気持ちを美穂ちゃんがいる場所に残しつつ、非常階段のドアを開ける榎田さんと良雄さんに続いた。建物から逃げ出そうとして来た時は気づかなかったけれど、階段を降りるとドアは二つあった。片方のドアはどうやらプールから裏口に出るドアのようだ。
「位置的にはこっちですね」と、裏口に続くドアを良雄さんが開けると、ざぁーという雨の音とともに、外の空気が一気に身体を包み込んだ。冷たい湿った空気。雨はまだ降っていて、裏口から出た搬入口の外を流れている。
「雨が降っている時に山道は危ないんですけどね、土砂崩れとかもありますし」
「でも、良雄くん——」
「行きましょう。行けるとこまで。僕は責任上、危ない所へお客さんを連れて行くなんてできません。だから、とりあえずは、その山道を見に行ってからですね」
「ありがとう、良雄くん」
二人の会話を聞きながら、確かに雨の山道は危ない気がした。ここ数年、大雨が降り、土砂災害が起きるニュースを見ることが増えている気がする。榎田さんから聞いた話を思い出す。そういう災害を昔の人は祟りだと思い込み、生贄を捧げて神様の怒りを鎮めた。その生贄になった人が怨霊となり、その怨霊の祟りを恐れて、神様にして祀った。そうであるならば、人間という生き物は、とことん矛盾だらけのように思える。
「霧野さん、どっちに進んだかわかる?」
良雄さんの声が聞こえ、はっと意識を戻した。
「確か、駐車場に向かう道は左、赤い傘を見た気がして進んだ道は右、だから、こっちです。この道を登って行きました」
「よし、じゃ、行きましょうか」
雨合羽のフードを被り、懐中電灯をつけて榎田さんと良雄さんが山道を進んでいく。その後ろを足元に気をつけながら進んだ。時折「この道なら車で進めるかも」のような相談をしている二人の会話が前から聞こえてくる。
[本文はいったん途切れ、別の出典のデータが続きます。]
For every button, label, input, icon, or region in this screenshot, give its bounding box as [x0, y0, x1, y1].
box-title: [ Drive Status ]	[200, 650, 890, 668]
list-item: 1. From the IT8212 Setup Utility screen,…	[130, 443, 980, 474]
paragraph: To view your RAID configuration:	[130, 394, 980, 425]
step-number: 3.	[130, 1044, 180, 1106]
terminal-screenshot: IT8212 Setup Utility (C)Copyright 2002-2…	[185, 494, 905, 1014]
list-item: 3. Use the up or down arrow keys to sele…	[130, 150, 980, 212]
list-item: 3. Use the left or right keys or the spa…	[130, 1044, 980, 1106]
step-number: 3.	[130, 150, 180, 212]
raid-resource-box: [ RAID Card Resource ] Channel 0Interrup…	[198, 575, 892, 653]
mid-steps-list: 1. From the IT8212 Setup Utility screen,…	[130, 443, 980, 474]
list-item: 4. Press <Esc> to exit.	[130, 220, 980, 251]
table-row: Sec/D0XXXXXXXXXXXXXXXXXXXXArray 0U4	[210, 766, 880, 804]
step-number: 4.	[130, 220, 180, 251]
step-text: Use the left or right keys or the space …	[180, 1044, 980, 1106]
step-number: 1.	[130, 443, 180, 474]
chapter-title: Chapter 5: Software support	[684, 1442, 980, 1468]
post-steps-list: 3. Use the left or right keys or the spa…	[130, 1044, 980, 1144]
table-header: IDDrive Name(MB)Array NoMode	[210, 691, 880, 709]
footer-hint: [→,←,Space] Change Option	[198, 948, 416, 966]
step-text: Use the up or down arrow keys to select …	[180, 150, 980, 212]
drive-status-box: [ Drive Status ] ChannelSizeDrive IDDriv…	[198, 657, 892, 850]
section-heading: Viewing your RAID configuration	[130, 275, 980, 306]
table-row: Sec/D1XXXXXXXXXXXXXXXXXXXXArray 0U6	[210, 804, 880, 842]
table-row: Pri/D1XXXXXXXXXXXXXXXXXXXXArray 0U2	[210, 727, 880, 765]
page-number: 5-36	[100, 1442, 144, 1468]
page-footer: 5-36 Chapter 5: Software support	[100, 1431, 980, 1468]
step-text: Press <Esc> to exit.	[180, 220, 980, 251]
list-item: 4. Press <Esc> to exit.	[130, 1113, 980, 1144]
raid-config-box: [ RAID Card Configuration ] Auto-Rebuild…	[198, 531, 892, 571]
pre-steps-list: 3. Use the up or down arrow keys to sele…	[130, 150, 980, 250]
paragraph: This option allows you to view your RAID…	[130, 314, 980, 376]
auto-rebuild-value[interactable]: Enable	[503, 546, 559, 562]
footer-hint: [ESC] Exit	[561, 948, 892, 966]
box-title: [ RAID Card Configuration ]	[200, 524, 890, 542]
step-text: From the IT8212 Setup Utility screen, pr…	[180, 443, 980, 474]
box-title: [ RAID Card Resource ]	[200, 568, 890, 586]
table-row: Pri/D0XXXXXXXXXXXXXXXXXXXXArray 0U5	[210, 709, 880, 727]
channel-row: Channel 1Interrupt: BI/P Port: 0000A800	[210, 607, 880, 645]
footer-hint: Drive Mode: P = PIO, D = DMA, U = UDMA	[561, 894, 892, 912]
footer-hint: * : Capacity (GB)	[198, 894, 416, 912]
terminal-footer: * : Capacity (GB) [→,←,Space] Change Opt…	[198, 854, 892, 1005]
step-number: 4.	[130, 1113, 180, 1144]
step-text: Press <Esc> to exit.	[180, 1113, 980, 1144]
——それにしても、リカさんが行方不明でまだ見つかってないだなんて。
私が昨日助けてもらった、あのリカさんは誰だったのか。そんなことを言えば、今日の早朝だって河原で会ったはずなのに——
「おかしいな」という声が聞こえ、前を歩く二人の足が止まったのに気づいた。懐中電灯の明かりが雨に濡れた木々の葉っぱをあちこち照らしだし、良雄さんがこちらを向く。